Aku tak pernah menginap di hotel biasa sendirian. Selalu saja ada kawan. Kalau sendiri rasanya sunyi sekali, meski ruangannya tak lebih besar dari 6 x 6 meter tapi tetap saja rasanya sunyi. Mungkin itulah mengapa aku lebih menyukai hotel kapsul. Fokusku lebih tertata.

Kamu tahu apa lagi yang lebih kusukai dari hotel kapsul tempatku menginap beberapa waktu lalu itu? lokasinya ada di titik strategis dan harganya sangat murah.  Lokasinya dekat dengan stasiun Sudirman, titik sentral dari beberapa stasiun. Turun dari kereta aku tinggal jalan kaki. Harganya tak lebih dari 200 ribu rupiah. Nominalnya membuatku nyaman dan tak perlu merasa bersalah karena merasa berfoya-foya.

Aku menaruh barang-barang di loker dan mengambil beberapa yang kurasa perlu. Ukuran loker cukup besar untuk tas ransel yang kubawa. Di dalam loker sudah ada handuk, pasta gigi dan sikat gigi serta sandal hotel tanpa nama. 



Tetangga hotelku lagi-lagi seorang bule perempuan. Kami bertemu ketika aku masuk ke area kapsul dalam kondisi lelah dan kepanasan. Dia sedang menata sepatunya dan hendak melangkah keluar dan sempat menyapaku dengan senyum. Andaikan saat itu aku tidak lelah mungkin aku akan mengajaknya bicara.

Aku menginap di sana karena mau menonton konser Dewa di GBK. Kabarnya konser berlangsung selama 4 jam artinya baru akan selesai menjelang tengah malam. Terlalu malam untuk pulang ke Depok sendirian karenanya aku memutuskan untuk menginap.

Kupikir area yang aku tempati khusus perempuan jadi aku merasa nyaman berkeliaran menggunakan tanktop dengan rambut terbuka tapi ternyata ada laki-laki masuk ke area itu.
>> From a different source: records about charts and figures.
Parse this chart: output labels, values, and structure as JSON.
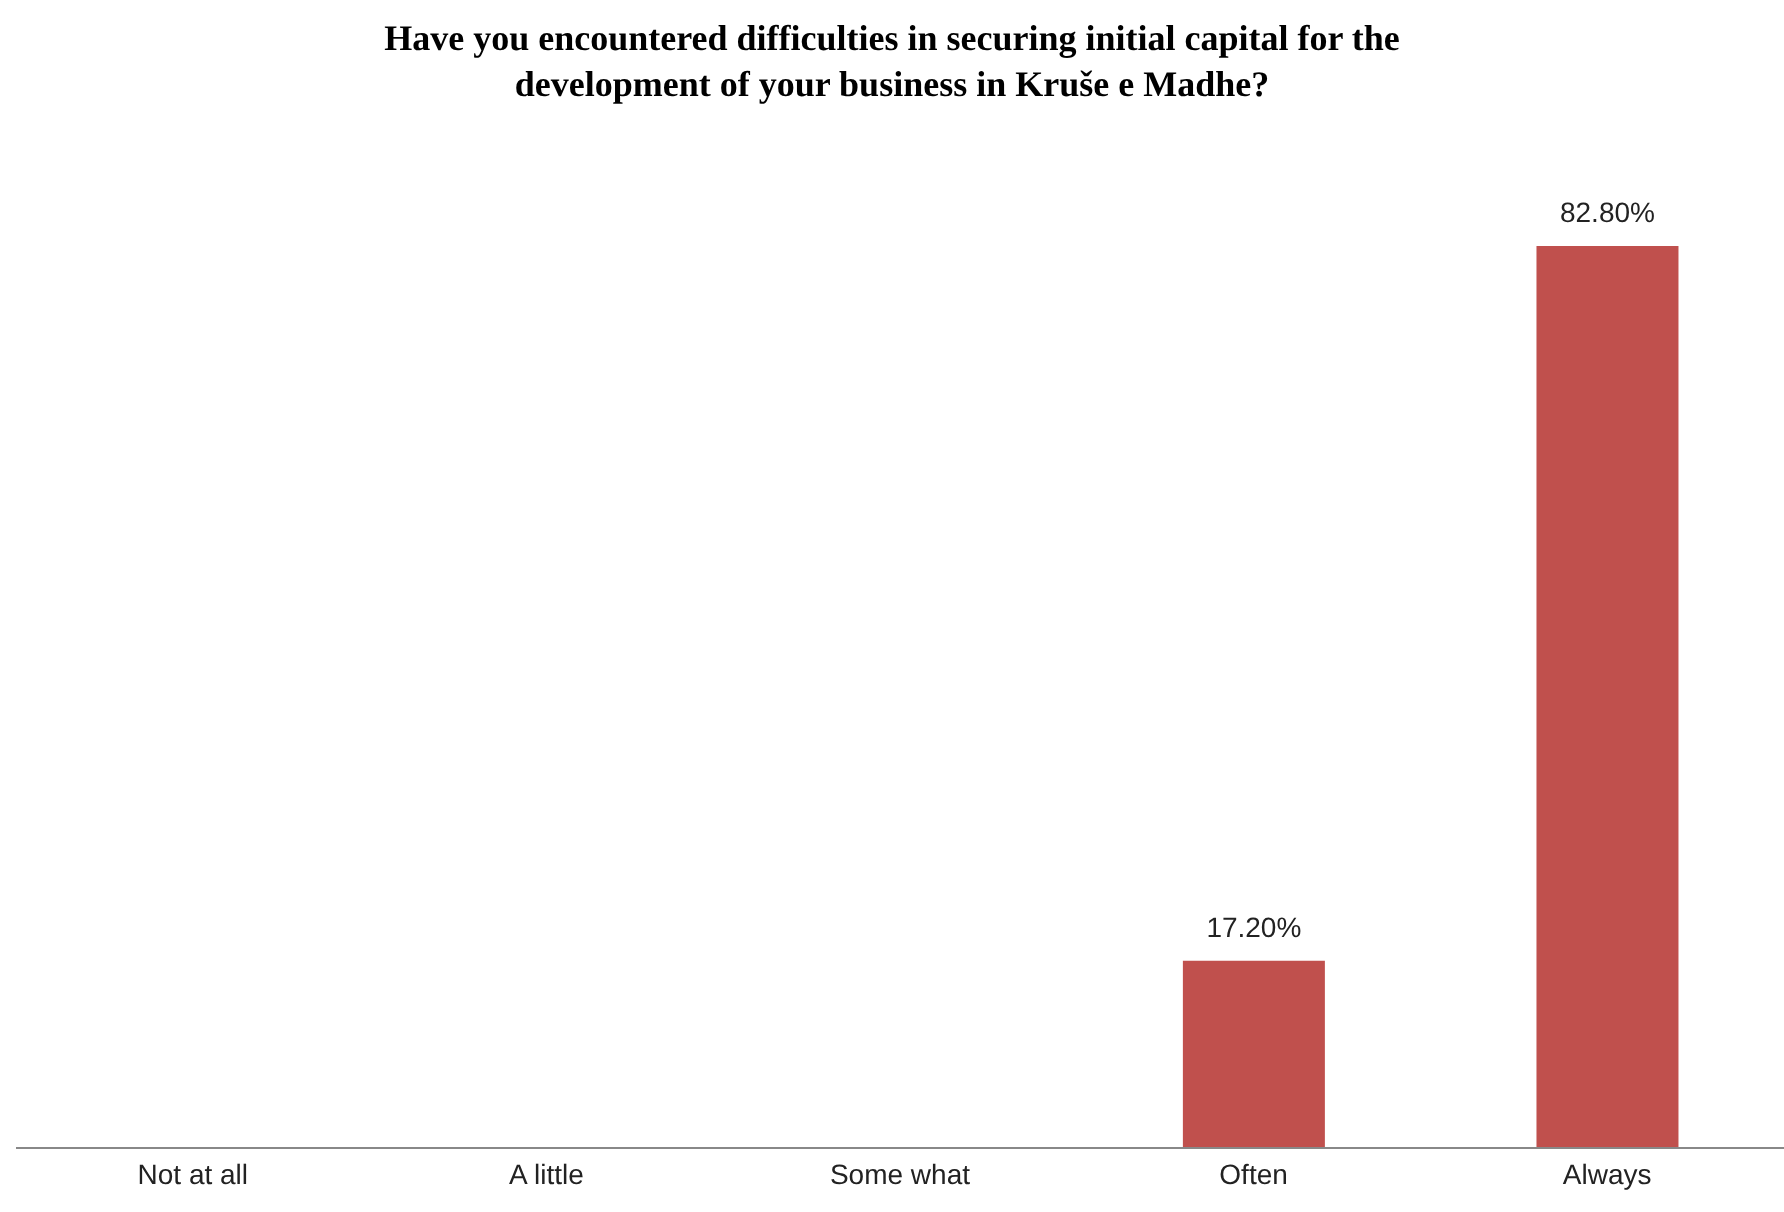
{
  "chart_data": {
    "type": "bar",
    "title": "Have you encountered difficulties in securing initial capital for the development of your business in Kruše e Madhe?",
    "categories": [
      "Not at all",
      "A little",
      "Some what",
      "Often",
      "Always"
    ],
    "values": [
      0,
      0,
      0,
      17.2,
      82.8
    ],
    "value_labels": [
      null,
      null,
      null,
      "17.20%",
      "82.80%"
    ],
    "color": "#c0504d"
  }
}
Aku tak berpapasan langsung tapi aku mendengar suaranya. Ternyata itu petugas hotel yang mungkin sedang berberes. Aku mulai tak nyaman memakai tanktop di luar kamarku.

Esok paginya ketika check out aku tanya pihak hotel apakah memang petugas di area kapsul perempuan itu laki-laki? Mengapa mereka menempatkan petugas laki-laki? Mereka bilang itu hanya waktu-waktu tertentu saja tapi kurasa mereka mendengar perkataanku dengan baik. Syukur-syukur mulai mempertimbangkan pesan yang kusampaikan. Aku merasa tak nyaman ada petugas laki-laki di sana.

Mbak Ratri yang juga mau menonton konser Dewa menghubungiku. Kami berbincang banyak soal konser. Aku bercerita kalau aku menginap di hotel kapsul di daerah Sudirman. Ia pun akhirnya memutuskan untuk menginap di hotel yang sama denganku bersama seorang kawan. Kami berangkat ke arena bersama meski akhirnya berpisah karena beda gate.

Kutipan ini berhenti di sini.